The reason second and third goal activity becomes so important is that even though we three in the Sierra can’t do a whole lot to revamp environmental consciousness in the whole Reserve (although Chava’s working on it), we sure as shit can change the minds of a huge number of people with regard to how they see Americans and America’s role on the world stage.
Mexicans have a dicho, a saying, that goes “So far from God, so close to the United States.” Whether the intent is to set us up as an opposite, it’s the dichotomy that emerges anyway. It does because that’s the role the US has played down here and across much of the developing world ever since Monroe had the gall to pretend that we weren’t as much of a grasping Imperialist power as everyone else. America’s fostered a whole lot more violence than education, more dictatorship than democracy, more corporate interests than popular, more support for an unjust global economic system than any meaningful equality. Which is why you might think, my politics as they are, that I’d go around try to spread some ‘true history of the US’ or trying to educate people about how they should be afraid of the US, but I’m not, and it comes down to the third goal.
The Peace Corps has been characterized as a cynical ploy to generate goodwill on the ground while the main force of the government has gotten down to the real business of global exploitation. That’s kind of true, until you consider third goal and the fact that there aren’t enough of us. They go hand in hand.
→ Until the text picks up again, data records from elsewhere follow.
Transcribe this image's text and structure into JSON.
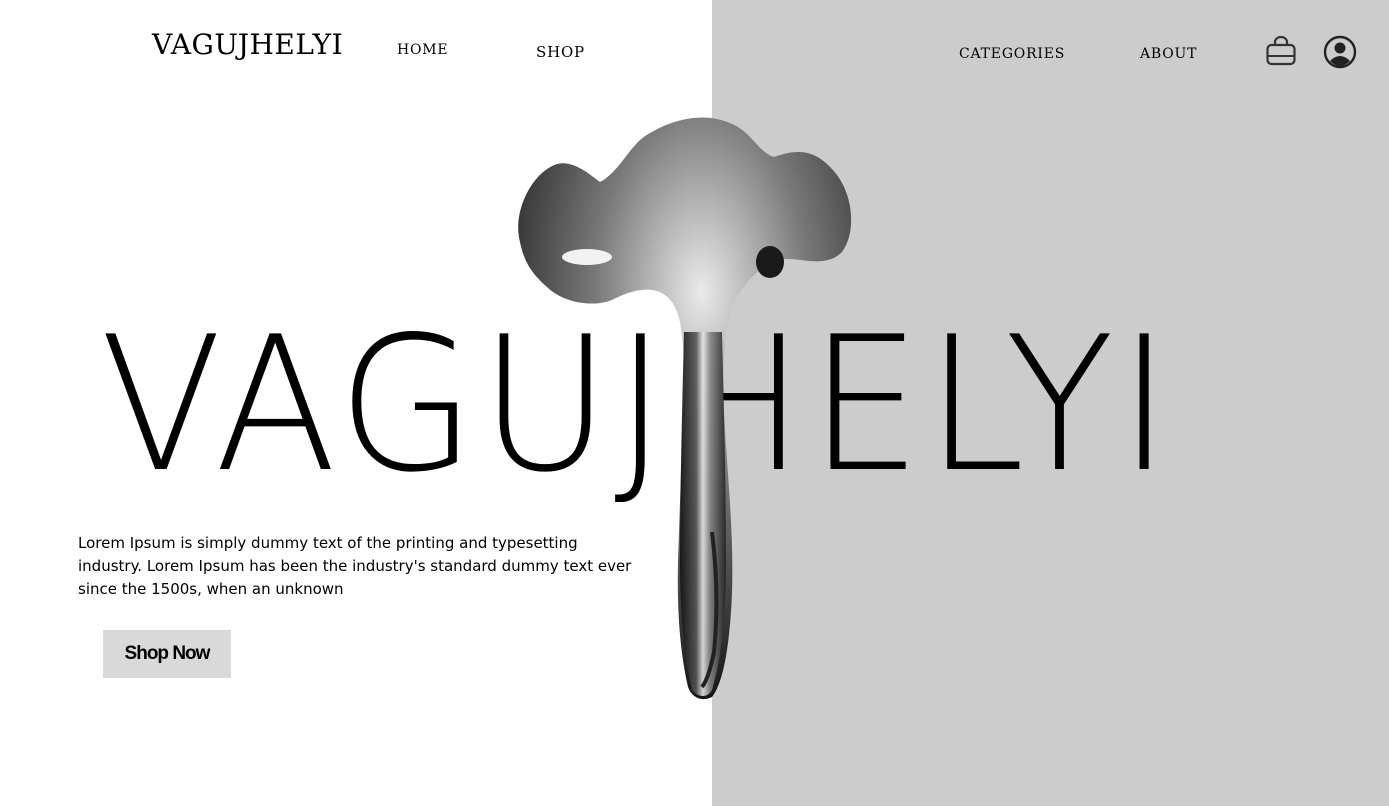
{
  "header": {
    "brand": "VAGUJHELYI",
    "nav": {
      "home": "HOME",
      "shop": "SHOP",
      "categories": "CATEGORIES",
      "about": "ABOUT"
    },
    "icons": {
      "cart": "shopping-bag-icon",
      "account": "user-circle-icon"
    }
  },
  "hero": {
    "title": "VAGUJHELYI",
    "description": "Lorem Ipsum is simply dummy text of the printing and typesetting industry. Lorem Ipsum has been the industry's standard dummy text ever since the 1500s, when an unknown",
    "cta_label": "Shop Now",
    "image": "bone-sculpture-image"
  },
  "colors": {
    "background_left": "#ffffff",
    "background_right": "#cccccc",
    "text": "#000000",
    "button_bg": "#d9d9d9"
  }
}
I talked about this in a previous post, but the third goal of the Peace Corps implies an ongoing lifelong responsibility to represent the people of your host country to the folks back home. That is, I can’t just tell my Mexican friends how great the US is and leave the country without a thought. I have to, now and when I come home, try to convince my friends, my family, my community, my congressmen, that they’re people down here too, and that they’re worthy of the consideration we sometimes give our own. When we’re thinking about starting drone warfare across the border or pressuring the government to change the constitution so that we can start depwater mining the Mexican half of the gulf, I have a positive duty, for the rest of my life, to stand up and say something, to try to achieve some amount of leverage, of power, of influence, and to put myself in a position to help.
Which is why we need more volunteers. We need to flood the world with Volunteers. We might get some economic development done, sure, and by God we’d show the international community that we aren’t all Cheneys and Rumsfelds and Obamas, but more importantly, we’d come back to the United States and make it impossible for elected officials to visit the kind of hell they’re used to unleashing on the less fortunate peoples of the world.